🤖 AI Summary
To address the limitations of large language models (LLMs) in reasoning—namely, narrow feedback spaces and insufficient multi-agent collaborative training—this paper formalizes iterative reflection optimization as a Markov decision process and proposes a multi-agent collaborative framework for dynamic solution-space exploration and feedback integration. The core contribution is DPSDP, the first direct preference policy search algorithm supporting self-generated data, with theoretical guarantees: the learned policy dominates all policies within the training distribution. DPSDP integrates an Actor-Critic architecture, multi-agent reflective mechanisms, dynamic programming–guided policy search, and self-supervised preference learning.

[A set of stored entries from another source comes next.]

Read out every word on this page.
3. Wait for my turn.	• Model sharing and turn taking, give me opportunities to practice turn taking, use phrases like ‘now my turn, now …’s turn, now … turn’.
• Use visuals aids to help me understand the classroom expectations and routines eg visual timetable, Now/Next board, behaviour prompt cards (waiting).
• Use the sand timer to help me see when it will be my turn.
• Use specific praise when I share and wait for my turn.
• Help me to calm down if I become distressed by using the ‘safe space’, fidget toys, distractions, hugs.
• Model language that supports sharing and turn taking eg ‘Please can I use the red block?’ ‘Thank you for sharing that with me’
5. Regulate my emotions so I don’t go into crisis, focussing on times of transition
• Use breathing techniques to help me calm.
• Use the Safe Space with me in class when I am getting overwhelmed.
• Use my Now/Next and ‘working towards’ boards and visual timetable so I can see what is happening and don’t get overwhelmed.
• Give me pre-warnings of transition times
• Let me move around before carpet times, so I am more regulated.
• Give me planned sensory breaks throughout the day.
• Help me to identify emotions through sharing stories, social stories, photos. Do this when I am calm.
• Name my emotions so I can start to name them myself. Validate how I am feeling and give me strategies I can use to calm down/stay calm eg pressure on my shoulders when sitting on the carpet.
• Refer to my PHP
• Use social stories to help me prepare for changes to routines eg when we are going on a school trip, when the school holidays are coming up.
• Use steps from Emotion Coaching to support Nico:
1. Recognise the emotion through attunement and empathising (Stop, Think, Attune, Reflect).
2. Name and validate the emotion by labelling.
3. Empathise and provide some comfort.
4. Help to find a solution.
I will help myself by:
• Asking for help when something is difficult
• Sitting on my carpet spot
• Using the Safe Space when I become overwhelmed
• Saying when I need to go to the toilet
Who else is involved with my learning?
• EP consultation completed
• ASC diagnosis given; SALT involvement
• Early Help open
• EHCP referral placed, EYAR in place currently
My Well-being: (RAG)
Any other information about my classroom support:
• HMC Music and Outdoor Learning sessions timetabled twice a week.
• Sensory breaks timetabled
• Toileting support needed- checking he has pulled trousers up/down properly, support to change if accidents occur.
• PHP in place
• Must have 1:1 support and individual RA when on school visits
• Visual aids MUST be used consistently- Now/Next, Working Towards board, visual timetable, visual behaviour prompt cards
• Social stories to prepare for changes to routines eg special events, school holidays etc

Evaluated on the MATH 500 benchmark, Ministral achieves a reasoning accuracy improvement from 58.2% to 63.2% after five reflection steps, demonstrating significant gains in out-of-distribution generalization and multi-agent coordination efficacy.
📝 Abstract
Leveraging more test-time computation has proven to be an effective way to boost the reasoning capabilities of large language models (LLMs). Among various methods, the verify-and-improve paradigm stands out for enabling dynamic solution exploration and feedback incorporation. However, existing approaches often suffer from restricted feedback spaces and lack of coordinated training of different parties, leading to suboptimal performance. To address this, we model this multi-turn refinement process as a Markov Decision Process and introduce DPSDP (Direct Policy Search by Dynamic Programming), a reinforcement learning algorithm that trains an actor-critic LLM system to iteratively refine answers via direct preference learning on self-generated data. Theoretically, DPSDP can match the performance of any policy within the training distribution. Empirically, we instantiate DPSDP with various base models and show improvements on both in- and out-of-distribution benchmarks. For example, on benchmark MATH 500, majority voting over five refinement steps increases first-turn accuracy from 58.2% to 63.2% with Ministral-based models. An ablation study further confirms the benefits of multi-agent collaboration and out-of-distribution generalization.